Approximate VRAM/RAM requirements for inference (varies with context length):

Q3_K_M — ~18 GB (RTX 4080, M2 Pro 32GB)
Q4_K_M — ~23 GB (RTX 4090, M3 Max 36GB)
Q5_K_M — ~28 GB (RTX 5090, M3 Max 64GB)
Q8_0 — ~40 GB (A100 40GB, M3 Ultra)
BF16 — ~72 GB (A100 80GB, H100, M3 Ultra max)

CPU-only inference works but is slow.
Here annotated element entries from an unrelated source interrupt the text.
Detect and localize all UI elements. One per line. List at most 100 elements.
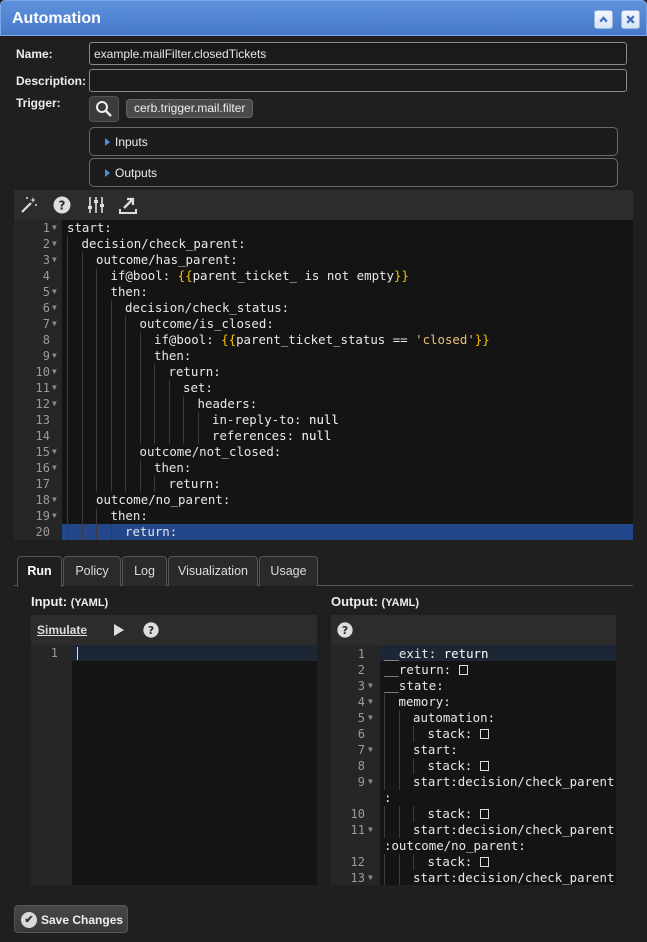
indent-guide — [398, 822, 400, 838]
description-label: Description: — [16, 74, 87, 88]
simulate-link[interactable]: Simulate — [37, 623, 87, 637]
code-text: outcome/is_closed: — [140, 316, 274, 332]
editor-help-button[interactable]: ? — [52, 195, 72, 215]
output-key: stack: — [427, 854, 480, 869]
line-number: 12 — [35, 397, 50, 411]
indent-guide — [67, 412, 68, 428]
indent-guide — [110, 412, 112, 428]
code-line[interactable]: 9 ▼ then: — [14, 348, 633, 364]
code-line[interactable]: 19 ▼ then: — [14, 508, 633, 524]
fold-arrow-icon[interactable]: ▼ — [368, 774, 373, 790]
code-line[interactable]: 13 in-reply-to: null — [14, 412, 633, 428]
indent-guide — [168, 412, 170, 428]
code-line[interactable]: 17 return: — [14, 476, 633, 492]
indent-guide — [96, 396, 97, 412]
fold-arrow-icon[interactable]: ▼ — [52, 380, 57, 396]
fold-arrow-icon[interactable]: ▼ — [52, 348, 57, 364]
output-yaml-viewer[interactable]: 1 __exit: return 2 __return: 3 ▼ __state: 4 ▼ me… — [331, 645, 616, 885]
line-number: 15 — [35, 445, 50, 459]
indent-guide — [139, 396, 141, 412]
fold-arrow-icon[interactable]: ▼ — [52, 236, 57, 252]
fold-arrow-icon[interactable]: ▼ — [368, 678, 373, 694]
indent-guide — [154, 428, 155, 444]
editor-export-button[interactable] — [118, 195, 138, 215]
indent-guide — [125, 332, 126, 348]
code-line[interactable]: 15 ▼ outcome/not_closed: — [14, 444, 633, 460]
fold-arrow-icon[interactable]: ▼ — [52, 316, 57, 332]
output-line: 13 ▼ start:decision/check_parent — [331, 870, 616, 885]
indent-guide — [183, 428, 184, 444]
fold-arrow-icon[interactable]: ▼ — [52, 252, 57, 268]
tab-log[interactable]: Log — [122, 556, 167, 586]
editor-sliders-button[interactable] — [86, 195, 106, 215]
play-icon[interactable] — [112, 623, 126, 637]
code-line[interactable]: 11 ▼ set: — [14, 380, 633, 396]
fold-arrow-icon[interactable]: ▼ — [52, 300, 57, 316]
code-line[interactable]: 10 ▼ return: — [14, 364, 633, 380]
output-key: automation: — [413, 710, 496, 725]
tab-policy[interactable]: Policy — [63, 556, 121, 586]
trigger-search-button[interactable] — [89, 96, 119, 122]
tab-visualization[interactable]: Visualization — [168, 556, 258, 586]
indent-guide — [398, 774, 400, 790]
code-line[interactable]: 5 ▼ then: — [14, 284, 633, 300]
code-line[interactable]: 16 ▼ then: — [14, 460, 633, 476]
code-line[interactable]: 2 ▼ decision/check_parent: — [14, 236, 633, 252]
indent-guide — [81, 444, 83, 460]
help-icon[interactable]: ? — [142, 621, 160, 639]
fold-arrow-icon[interactable]: ▼ — [368, 822, 373, 838]
fold-arrow-icon[interactable]: ▼ — [52, 396, 57, 412]
magic-wand-button[interactable] — [19, 195, 39, 215]
code-text: headers: — [198, 396, 258, 412]
svg-text:?: ? — [342, 624, 348, 637]
indent-guide — [139, 364, 141, 380]
indent-guide — [197, 428, 199, 444]
trigger-value-pill[interactable]: cerb.trigger.mail.filter — [126, 99, 254, 118]
code-line[interactable]: 20 return: — [14, 524, 633, 540]
save-changes-button[interactable]: ✔ Save Changes — [14, 905, 128, 933]
indent-guide — [125, 460, 126, 476]
fold-arrow-icon[interactable]: ▼ — [52, 284, 57, 300]
code-line[interactable]: 7 ▼ outcome/is_closed: — [14, 316, 633, 332]
fold-arrow-icon[interactable]: ▼ — [52, 460, 57, 476]
fold-arrow-icon[interactable]: ▼ — [52, 220, 57, 236]
collapse-button[interactable] — [594, 10, 613, 29]
tab-usage[interactable]: Usage — [259, 556, 318, 586]
input-yaml-editor[interactable]: 1 — [31, 645, 317, 885]
fold-arrow-icon[interactable]: ▼ — [368, 742, 373, 758]
indent-guide — [81, 268, 83, 284]
indent-guide — [110, 380, 112, 396]
line-number: 8 — [42, 333, 50, 347]
outputs-expander[interactable]: Outputs — [89, 158, 618, 187]
fold-arrow-icon[interactable]: ▼ — [52, 492, 57, 508]
close-button[interactable] — [621, 10, 640, 29]
check-circle-icon: ✔ — [21, 912, 37, 928]
help-icon[interactable]: ? — [336, 621, 354, 639]
indent-guide — [154, 364, 155, 380]
output-text: start: — [413, 742, 458, 758]
input-active-line — [72, 645, 317, 661]
code-line[interactable]: 6 ▼ decision/check_status: — [14, 300, 633, 316]
fold-arrow-icon[interactable]: ▼ — [368, 870, 373, 885]
name-input[interactable]: example.mailFilter.closedTickets — [89, 42, 627, 65]
code-line[interactable]: 18 ▼ outcome/no_parent: — [14, 492, 633, 508]
automation-code-editor[interactable]: 1 ▼ start: 2 ▼ decision/check_parent: 3 ▼ outcom… — [14, 220, 633, 540]
indent-guide — [110, 300, 112, 316]
code-line[interactable]: 3 ▼ outcome/has_parent: — [14, 252, 633, 268]
indent-guide — [96, 348, 97, 364]
code-line[interactable]: 14 references: null — [14, 428, 633, 444]
fold-arrow-icon[interactable]: ▼ — [52, 508, 57, 524]
inputs-expander[interactable]: Inputs — [89, 127, 618, 156]
line-number: 18 — [35, 493, 50, 507]
tab-run[interactable]: Run — [17, 556, 62, 587]
description-input[interactable] — [89, 69, 627, 92]
fold-arrow-icon[interactable]: ▼ — [368, 710, 373, 726]
fold-arrow-icon[interactable]: ▼ — [52, 444, 57, 460]
code-line[interactable]: 8 if@bool: {{parent_ticket_status == 'clo… — [14, 332, 633, 348]
indent-guide — [168, 396, 170, 412]
code-line[interactable]: 4 if@bool: {{parent_ticket_ is not empty}… — [14, 268, 633, 284]
code-line[interactable]: 1 ▼ start: — [14, 220, 633, 236]
code-line[interactable]: 12 ▼ headers: — [14, 396, 633, 412]
fold-arrow-icon[interactable]: ▼ — [52, 364, 57, 380]
fold-arrow-icon[interactable]: ▼ — [368, 694, 373, 710]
Apple Silicon Metal and CUDA are well-supported.

Usage with llama.cpp

# Download (replace Q4_K_M with your chosen quant)
hf download njmason/caveman-qwen3.6-GGUF caveman-qwen3.6-Q4_K_M.gguf --local-dir ./

# Run with llama.cpp CLI
./llama-cli \
  --model caveman-qwen3.6-Q4_K_M.gguf \
  --temp 0.6 \
  --top-p 0.95 \
  --top-k 20 \
  --min-p 0.0 \
  --presence-penalty 1.5 \
  --ctx-size 16384 \
  --n-gpu-layers 99 \
  --chat-template-kwargs '{"enable_thinking":false}'

enable_thinking=false is recommended for the terse-by-default behavior. With thinking enabled, the model still reasons internally — useful for harder problems.
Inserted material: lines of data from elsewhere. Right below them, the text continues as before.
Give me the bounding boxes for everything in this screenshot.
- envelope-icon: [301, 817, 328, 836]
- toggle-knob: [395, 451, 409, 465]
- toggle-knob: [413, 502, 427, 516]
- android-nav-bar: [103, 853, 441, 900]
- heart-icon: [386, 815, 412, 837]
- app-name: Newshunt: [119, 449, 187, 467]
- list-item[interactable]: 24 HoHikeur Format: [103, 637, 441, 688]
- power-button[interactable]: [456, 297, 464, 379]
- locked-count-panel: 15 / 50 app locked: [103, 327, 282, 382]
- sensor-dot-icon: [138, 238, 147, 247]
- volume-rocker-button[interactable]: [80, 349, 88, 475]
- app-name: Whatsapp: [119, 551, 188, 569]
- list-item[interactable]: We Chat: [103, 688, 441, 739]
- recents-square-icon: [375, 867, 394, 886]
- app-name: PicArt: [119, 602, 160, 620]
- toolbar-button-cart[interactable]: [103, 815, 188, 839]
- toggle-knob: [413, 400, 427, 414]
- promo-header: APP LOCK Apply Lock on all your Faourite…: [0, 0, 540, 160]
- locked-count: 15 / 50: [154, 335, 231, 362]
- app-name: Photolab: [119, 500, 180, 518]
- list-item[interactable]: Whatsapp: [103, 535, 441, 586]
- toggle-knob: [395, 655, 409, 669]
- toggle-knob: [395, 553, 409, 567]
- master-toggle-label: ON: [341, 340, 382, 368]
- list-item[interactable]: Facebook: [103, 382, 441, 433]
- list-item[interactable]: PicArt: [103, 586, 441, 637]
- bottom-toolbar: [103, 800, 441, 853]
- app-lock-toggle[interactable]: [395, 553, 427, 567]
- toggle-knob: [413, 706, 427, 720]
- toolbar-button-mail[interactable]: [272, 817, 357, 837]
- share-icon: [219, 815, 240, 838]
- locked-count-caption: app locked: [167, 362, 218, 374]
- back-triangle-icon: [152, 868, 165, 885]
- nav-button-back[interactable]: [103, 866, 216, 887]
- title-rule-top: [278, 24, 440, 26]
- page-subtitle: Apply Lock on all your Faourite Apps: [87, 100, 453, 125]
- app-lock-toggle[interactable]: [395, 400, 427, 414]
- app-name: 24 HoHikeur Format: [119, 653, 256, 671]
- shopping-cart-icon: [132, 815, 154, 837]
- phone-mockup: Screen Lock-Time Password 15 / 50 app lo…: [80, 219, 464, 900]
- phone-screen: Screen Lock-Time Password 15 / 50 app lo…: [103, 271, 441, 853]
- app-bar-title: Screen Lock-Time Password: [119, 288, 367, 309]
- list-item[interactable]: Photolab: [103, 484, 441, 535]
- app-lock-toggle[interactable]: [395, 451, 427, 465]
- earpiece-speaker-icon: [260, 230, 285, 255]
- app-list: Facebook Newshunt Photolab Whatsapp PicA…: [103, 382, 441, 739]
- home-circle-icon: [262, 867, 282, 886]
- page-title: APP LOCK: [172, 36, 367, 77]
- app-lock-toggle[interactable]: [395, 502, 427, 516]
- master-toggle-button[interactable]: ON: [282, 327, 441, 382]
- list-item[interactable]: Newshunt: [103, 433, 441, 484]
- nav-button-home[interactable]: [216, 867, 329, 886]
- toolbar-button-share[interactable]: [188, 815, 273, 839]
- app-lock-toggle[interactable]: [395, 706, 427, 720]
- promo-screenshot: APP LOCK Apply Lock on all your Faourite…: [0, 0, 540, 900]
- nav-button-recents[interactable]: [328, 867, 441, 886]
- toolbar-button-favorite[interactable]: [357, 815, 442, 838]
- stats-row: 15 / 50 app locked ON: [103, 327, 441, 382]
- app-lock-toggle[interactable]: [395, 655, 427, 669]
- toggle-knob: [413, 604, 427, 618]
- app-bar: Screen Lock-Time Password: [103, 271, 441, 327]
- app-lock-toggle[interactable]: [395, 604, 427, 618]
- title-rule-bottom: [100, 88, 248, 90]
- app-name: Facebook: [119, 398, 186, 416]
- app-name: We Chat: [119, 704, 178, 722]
For the OpenAI-compatible server:

./llama-server \
  --model caveman-qwen3.6-Q4_K_M.gguf \
  --alias "njmason/caveman-qwen3.6" \
  --ctx-size 16384 \
  --n-gpu-layers 99 \
  --port 8080 \
  --chat-template-kwargs '{"enable_thinking":false}'

MoE expert offloading (limited VRAM)

To fit on smaller GPUs, offload expert FFN layers to CPU and keep dense layers on GPU:

./llama-cli \
  --model caveman-qwen3.6-Q4_K_M.gguf \
  -ot ".ffn_.*_exps.=CPU" \
  --n-gpu-layers 99 \
  ... # other args

This leverages the MoE active-set size (only 3B params active per token) — most experts can sit in CPU RAM and only the routed ones get pulled in per generation step.

Sampling recommendations

Inherited from the base Qwen3.6-A3B chat config:

Non-thinking mode (enable_thinking=false, recommended for caveman behavior):

temperature = 0.7
top_p = 0.8
top_k = 20
min_p = 0.0
presence_penalty = 1.5

Thinking mode (enable_thinking=true):

temperature = 0.6
top_p = 0.95
top_k = 20
min_p = 0.0
presence_penalty = 1.5

For precise coding tasks, drop presence_penalty to 0.0 and temperature to 0.6.

Limitations & Caveats

MoE adapter is attention-only. The expert FFN weights were not adapted during training (Axolotl's ScatterMoE LoRA on attention only). Brevity emerged anyway from attention-level adaptation.
Small training dataset — 1,500 synthetic pairs. May not generalize perfectly to all domains.
Extreme brevity may omit context — not suited for tutorials, education, compliance docs, creative writing, or analysis essays.
Not formally benchmarked. Smoke tested on 5 prompts only. No MMLU / HumanEval / etc. runs against the trained model. Production users should evaluate on their own task distribution.
Vision capability untested. The base model is multimodal (Qwen3.6 VL); fine-tuning was text-only and the vision pathway was not exercised post-training. The vision tower remains in the merged weights (and is included in the GGUF) but has not been validated post-fine-tune.

License

Apache-2.0 (matches base model).

Citation

@misc{caveman-qwen3.6-gguf,
  author = {Nick Mason},
  title = {caveman-qwen3.6 GGUF: Quantized brevity-trained variants of Qwen3.6-35B-A3B},
  year = {2026},
  publisher = {Hugging Face},
  url = {https://huggingface.co/njmason/caveman-qwen3.6-GGUF}
}

Inspired by Mintzs/oogaboogalm, itself inspired by JuliusBrussee/caveman.